Navin Agrawal, executive director, KPMG India, throws some light on Identity and Access Management (IAM) adoption, evaluation and deployment in India
IAM adoption in India
Organizations are slowly looking at IAM as something more than just a compliance enabler. It is now looked at as a cost-saving and security control solution. There are several existing dimensions of IAM which can help enterprises build a strong business case. For example, cost optimization (because it replaces a lot of manual effort with automated controls), policy enforcement (to control various security threats such as user access control), centralization of user profiles (to keep it in line with privacy policies, the protection of personnel records, the ability to grant/revoke access across applications uniformly, etc), and role management (to create roles and slot users and application modules for access vis-à-vis the roles created) are some of the prominent IAM dimensions with a direct business impact.
Popular IAM technologies
While the deployment of the full suite of IAM solutions is low in India, the deployment of single sign-on solutions is pretty much there. The technologies within IAM which are gaining most prominence are the role manager, central management console (for policy adoption and monitoring), audit management, and user self-service. Many organizations are adopting all the features of the IAM, and are looking at convergence with existing solutions in a more robust manner.
Critical factors to consider while evaluating IAM solutions
IAM has to be implemented in stages, and in a step-wise manner. At the outset, organizations should build a business case as well as a roadmap for implementation. Taking one small success step at a time helps the organization in tempering its cash flow; it also means that a big investment is broken into smaller chunks which are easier to digest. The evaluation of the IAM products has to be a combination of business as well as technology compliance factors. This cannot be a one-stop process, and has to be interactive and iterative. Prior to starting the evaluation, the CISO should have a documented roadmap and strategy, as well as the requirements of the various stakeholders in the project. These need to be translated into use(r) cases which can then be demonstrated by the solution provider. As far as possible, the demonstration of the product should happen in environments which are similar to the organization environment. The CISO should also be clear about which elements of the policies are to be automated as part of the solution, and which need to be manually-driven.
Major challenges in IAM deployment
The biggest challenge which IAM implementation faces is that it is perceived by a lot of business stakeholders to be an IT project, whereas it is actually a business project because rules are defined across business processes and the organization.
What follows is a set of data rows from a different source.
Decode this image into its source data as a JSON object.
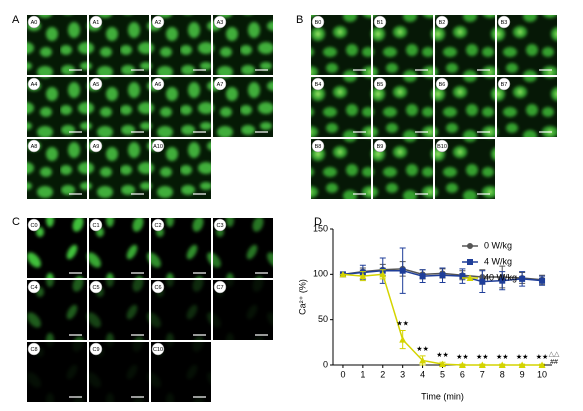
{
  "panels": [
    {
      "label": "A",
      "images": [
        "A0",
        "A1",
        "A2",
        "A3",
        "A4",
        "A5",
        "A6",
        "A7",
        "A8",
        "A9",
        "A10"
      ]
    },
    {
      "label": "B",
      "images": [
        "B0",
        "B1",
        "B2",
        "B3",
        "B4",
        "B5",
        "B6",
        "B7",
        "B8",
        "B9",
        "B10"
      ]
    },
    {
      "label": "C",
      "images": [
        "C0",
        "C1",
        "C2",
        "C3",
        "C4",
        "C5",
        "C6",
        "C7",
        "C8",
        "C9",
        "C10"
      ]
    }
  ],
  "chart_label": "D",
  "chart_data": {
    "type": "line",
    "x": [
      0,
      1,
      2,
      3,
      4,
      5,
      6,
      7,
      8,
      9,
      10
    ],
    "series": [
      {
        "name": "0 W/kg",
        "color": "#555555",
        "marker": "circle",
        "values": [
          100,
          103,
          105,
          106,
          100,
          101,
          99,
          97,
          97,
          96,
          94
        ],
        "errors": [
          0,
          4,
          6,
          8,
          5,
          5,
          5,
          8,
          12,
          6,
          5
        ]
      },
      {
        "name": "4 W/kg",
        "color": "#1f3e99",
        "marker": "square",
        "values": [
          100,
          102,
          104,
          104,
          98,
          99,
          98,
          92,
          93,
          95,
          93
        ],
        "errors": [
          0,
          8,
          14,
          25,
          7,
          8,
          8,
          12,
          10,
          8,
          5
        ]
      },
      {
        "name": "40 W/kg",
        "color": "#d4d400",
        "marker": "triangle",
        "values": [
          100,
          98,
          100,
          28,
          5,
          1,
          0,
          0,
          0,
          0,
          0
        ],
        "errors": [
          0,
          5,
          5,
          10,
          5,
          2,
          1,
          1,
          1,
          1,
          1
        ]
      }
    ],
    "annotations": [
      {
        "text": "★★",
        "x": 3
      },
      {
        "text": "★★",
        "x": 4
      },
      {
        "text": "★★",
        "x": 5
      },
      {
        "text": "★★",
        "x": 6
      },
      {
        "text": "★★",
        "x": 7
      },
      {
        "text": "★★",
        "x": 8
      },
      {
        "text": "★★",
        "x": 9
      },
      {
        "text": "★★",
        "x": 10
      }
    ],
    "end_marks": {
      "triangles": "△△",
      "hashes": "##"
    },
    "xlabel": "Time (min)",
    "ylabel": "Ca²⁺ (%)",
    "xlim": [
      -0.5,
      10.5
    ],
    "ylim": [
      0,
      150
    ],
    "xticks": [
      0,
      1,
      2,
      3,
      4,
      5,
      6,
      7,
      8,
      9,
      10
    ],
    "yticks": [
      0,
      50,
      100,
      150
    ],
    "legend": "upper right"
  }
}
Most of the time, after giving sign-offs for the project, business people may ask for exceptions, making the whole exercise futile. Selecting the right solution is also a major challenge because it depends a lot on the organization's current environment. One solution may offer better role definition, another may have better integration, while the enterprise needs the right mix-and-match. However, deciding the right mix-and-match is often difficult for an organization.
Navin Agrawal has advisory expertise in IAM strategy and product evaluation. He has advised some of India's top financial services and process manufacturing companies in the area of IAM deployment.